Attorney-General Michael Mischin has ordered an immediate review of the Dangerous Sexual Offenders Act in the wake of the controversial release of the rapist codenamed TJD.
The review will include the process for applying to the Supreme Court declaring offenders as DSOs and the consequences for breaching supervised release conditions, including the granting of bail.
There has been community outrage over the release of the repeat sexual offender TJD under a supervision order granted by the Supreme Court on March 11 despite expert evidence he remained a “serious danger”.
Previously the subject of an indefinite detention order as a DSO, TJD was released on 44 strict conditions and told he would likely face indefinite jail again if he breached any of them.

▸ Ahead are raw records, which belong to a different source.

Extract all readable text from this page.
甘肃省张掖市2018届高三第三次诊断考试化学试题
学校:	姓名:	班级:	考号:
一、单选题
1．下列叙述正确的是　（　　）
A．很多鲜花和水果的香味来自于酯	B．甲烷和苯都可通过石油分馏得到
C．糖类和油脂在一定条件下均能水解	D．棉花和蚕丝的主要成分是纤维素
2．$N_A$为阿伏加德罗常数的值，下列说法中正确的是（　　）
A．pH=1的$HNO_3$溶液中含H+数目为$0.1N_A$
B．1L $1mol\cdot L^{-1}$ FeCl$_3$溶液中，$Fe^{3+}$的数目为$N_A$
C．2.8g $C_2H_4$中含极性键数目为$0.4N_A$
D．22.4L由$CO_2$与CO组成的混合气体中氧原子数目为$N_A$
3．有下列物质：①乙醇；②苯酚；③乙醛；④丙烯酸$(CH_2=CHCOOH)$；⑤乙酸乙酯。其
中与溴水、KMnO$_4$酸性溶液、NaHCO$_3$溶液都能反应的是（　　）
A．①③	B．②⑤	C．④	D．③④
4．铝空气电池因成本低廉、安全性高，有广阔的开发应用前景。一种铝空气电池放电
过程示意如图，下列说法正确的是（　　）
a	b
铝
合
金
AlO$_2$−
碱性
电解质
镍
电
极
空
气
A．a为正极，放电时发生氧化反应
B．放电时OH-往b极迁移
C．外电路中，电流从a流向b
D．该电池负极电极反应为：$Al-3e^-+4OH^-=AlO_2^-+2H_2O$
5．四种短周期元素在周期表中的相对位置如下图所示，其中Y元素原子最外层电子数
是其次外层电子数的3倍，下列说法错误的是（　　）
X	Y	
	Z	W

That allegedly occurred yesterday, when TJD was arrested by police and charged for allegedly failing to bring a diary of his activities to a scheduled meeting.
Despite Supreme Court judge Kevin Sleight’s warning that any breach would land him back in prison indefinitely, police did not contest bail and released him on a $1000 personal surety.
This prompted the Opposition to claim TJD had “nothing to lose” and would be under “psychological pressure” until his scheduled court date on Wednesday.
Police claimed the breach was “minor” and officers did not consider TJD, who is being tracked with a GPS ankle bracelet, a flight risk.
Shadow attorney-general John Quigley has demanded police revoke bail.
Early this afternoon, Attorney-General Michael Mischin released a statement saying the entire DSO Act was under review in light of the TJD affair.
“I am concerned at the recent decisions resulting in the release of TJD,” Mr Mischin said.
“I have ordered this comprehensive review into all aspects of the Act to ensure it meets the community’s expectations of the handling of dangerous sex offenders.
“The Government’s principal concern is to ensure the community is protected.”
Matters to be covered by the review include:
- The process of application for declaration as a DSO to the Supreme Court
- The length of periodic reviews of offenders subject to DSO orders
- The consequences for breaching release conditions, including the granting of bail
- The process and penalties for dealing with breach matters.
“I have asked my department to conduct the review in close consultation with the Director of Public Prosecutions, WA Police, the Department of Corrective Services and the Commissioner for Victims of Crime and to report back to me within three months,” Mr Mischin said.
“If any reforms are required, I will introduce legislation for those reforms in the spring session of Parliament and I would expect the full support of the Opposition in passing this legislation.”
WA Police have not yet responded to Opposition calls for TJD’s bail to be revoked.